Gregson voulut intervenir, souhaitant repartir en Angleterre le plus tôt possible, mais son amant l’arrêta et le fit s’asseoir. Holmes s’exécuta, lui, à la demande murmurée dans son oreille de Watson. Cecile servit le thé à tout le monde puis s’assit sur son fauteuil, juste en face du détective. Elle but sa tasse par petites gorgées, sa main fripée tremblotant. Holmes, lui, prenait de longues gorgées, le geste précis, le dos droit. Il buvait toujours son thé ainsi, le docteur le remarqua. Il se redressait, faisait attention à ce que la tasse ne déborde pas, enroulait ses longs doigts fins sur la porcelaine comme s’il ne sentait pas la chaleur… Autant de détails que Watson avait déjà gravé en sa mémoire. Il sourit en y pensant, laissant ses yeux courir sur son amant retrouvé sans pudeur. Lestrade, qui les observait, toussa légèrement, ramenant le médecin à eux.

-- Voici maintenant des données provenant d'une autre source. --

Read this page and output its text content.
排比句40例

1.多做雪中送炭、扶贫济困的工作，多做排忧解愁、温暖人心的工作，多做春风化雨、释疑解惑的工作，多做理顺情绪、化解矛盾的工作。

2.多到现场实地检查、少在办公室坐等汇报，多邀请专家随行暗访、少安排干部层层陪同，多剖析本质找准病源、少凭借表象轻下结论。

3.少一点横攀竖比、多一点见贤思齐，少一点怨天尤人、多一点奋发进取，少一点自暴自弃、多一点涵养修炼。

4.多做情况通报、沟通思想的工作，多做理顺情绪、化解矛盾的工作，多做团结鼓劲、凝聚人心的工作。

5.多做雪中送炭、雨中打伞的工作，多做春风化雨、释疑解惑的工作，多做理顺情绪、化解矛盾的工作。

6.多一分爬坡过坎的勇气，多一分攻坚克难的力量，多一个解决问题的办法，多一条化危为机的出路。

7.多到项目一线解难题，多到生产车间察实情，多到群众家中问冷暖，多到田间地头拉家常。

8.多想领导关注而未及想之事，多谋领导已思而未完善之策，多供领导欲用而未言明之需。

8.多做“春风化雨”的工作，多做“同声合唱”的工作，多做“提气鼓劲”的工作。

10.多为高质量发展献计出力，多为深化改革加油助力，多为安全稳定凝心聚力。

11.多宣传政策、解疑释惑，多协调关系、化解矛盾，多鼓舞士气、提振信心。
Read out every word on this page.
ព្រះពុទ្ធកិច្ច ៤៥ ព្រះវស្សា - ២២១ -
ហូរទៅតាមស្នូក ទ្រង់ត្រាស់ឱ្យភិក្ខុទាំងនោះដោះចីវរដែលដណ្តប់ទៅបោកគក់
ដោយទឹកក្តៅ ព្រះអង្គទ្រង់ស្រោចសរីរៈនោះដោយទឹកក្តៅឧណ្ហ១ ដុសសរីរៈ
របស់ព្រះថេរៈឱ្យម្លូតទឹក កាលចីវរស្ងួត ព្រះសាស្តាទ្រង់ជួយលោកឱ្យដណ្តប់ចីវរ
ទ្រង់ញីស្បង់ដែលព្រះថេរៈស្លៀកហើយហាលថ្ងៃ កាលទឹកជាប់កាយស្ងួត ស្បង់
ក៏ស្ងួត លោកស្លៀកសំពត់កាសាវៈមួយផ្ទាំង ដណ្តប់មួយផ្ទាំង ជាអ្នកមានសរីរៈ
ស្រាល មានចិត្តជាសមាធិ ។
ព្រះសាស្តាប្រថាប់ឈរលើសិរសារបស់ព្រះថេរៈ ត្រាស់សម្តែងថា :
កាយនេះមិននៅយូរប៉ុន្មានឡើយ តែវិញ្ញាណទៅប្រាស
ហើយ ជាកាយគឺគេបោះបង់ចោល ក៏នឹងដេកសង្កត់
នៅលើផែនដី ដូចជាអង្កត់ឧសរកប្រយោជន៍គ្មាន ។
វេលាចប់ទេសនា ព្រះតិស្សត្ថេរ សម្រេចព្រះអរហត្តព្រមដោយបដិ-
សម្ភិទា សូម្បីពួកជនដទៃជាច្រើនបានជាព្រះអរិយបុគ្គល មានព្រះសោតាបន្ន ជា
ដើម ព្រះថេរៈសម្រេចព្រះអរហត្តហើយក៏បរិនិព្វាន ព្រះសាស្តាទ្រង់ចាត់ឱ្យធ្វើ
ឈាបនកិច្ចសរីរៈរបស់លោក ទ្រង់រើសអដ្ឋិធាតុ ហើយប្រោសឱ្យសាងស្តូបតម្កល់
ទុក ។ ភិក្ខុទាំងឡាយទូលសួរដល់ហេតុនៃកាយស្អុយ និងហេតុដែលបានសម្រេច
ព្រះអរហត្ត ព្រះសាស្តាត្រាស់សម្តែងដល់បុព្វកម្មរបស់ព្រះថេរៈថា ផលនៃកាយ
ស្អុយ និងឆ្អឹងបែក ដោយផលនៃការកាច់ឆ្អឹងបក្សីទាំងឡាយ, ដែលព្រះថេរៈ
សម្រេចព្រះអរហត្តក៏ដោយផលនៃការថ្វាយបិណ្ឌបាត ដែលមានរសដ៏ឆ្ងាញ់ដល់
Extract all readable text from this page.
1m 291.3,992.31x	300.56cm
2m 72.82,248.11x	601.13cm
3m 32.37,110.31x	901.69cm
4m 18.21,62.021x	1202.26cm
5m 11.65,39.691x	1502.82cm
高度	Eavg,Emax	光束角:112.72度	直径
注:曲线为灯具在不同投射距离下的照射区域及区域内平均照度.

Il continua de boire sa tasse en rougissant alors.
Lorsque toutes les tasses furent finies, Lestrade s’approcha des deux compagnons et demanda :
« Quand rentrerons-nous ?
-Il faudra envoyer un télégramme à Hopkins, répliqua tranquillement Holmes. Il serait trop dangereux de revenir alors que Forbes nous a toujours dans le colimateur. »
Gregson acquiesça, l’air absent. Watson se leva.
« Peut être devrions-nous y aller, lança-t-il. »
Il envoya un regard circulaire à la salle, puis s’avança pour serrer ou baiser les mains des personnes présentes, et Lestrade fit de même. Il s’entretint avec l’homme à côté duquel il se trouvait quand Watson l’a trouvé, laissant un inspecteur jaloux et mal à l’aise. On alla quérir Anna qui serra longuement le docteur, auquel elle s’était attachée, et même Holmes qu’elle avait appris à aimer à travers les récits de son ami. Pendant qu’il était serré par la jeune femme, il lui murmura pour que seule elle l’entende :
« Merci d’avoir pris soin de John. »
Elle sourit et se désengagea.
« De rien, je peux comprendre pourquoi vous êtes autant attaché. »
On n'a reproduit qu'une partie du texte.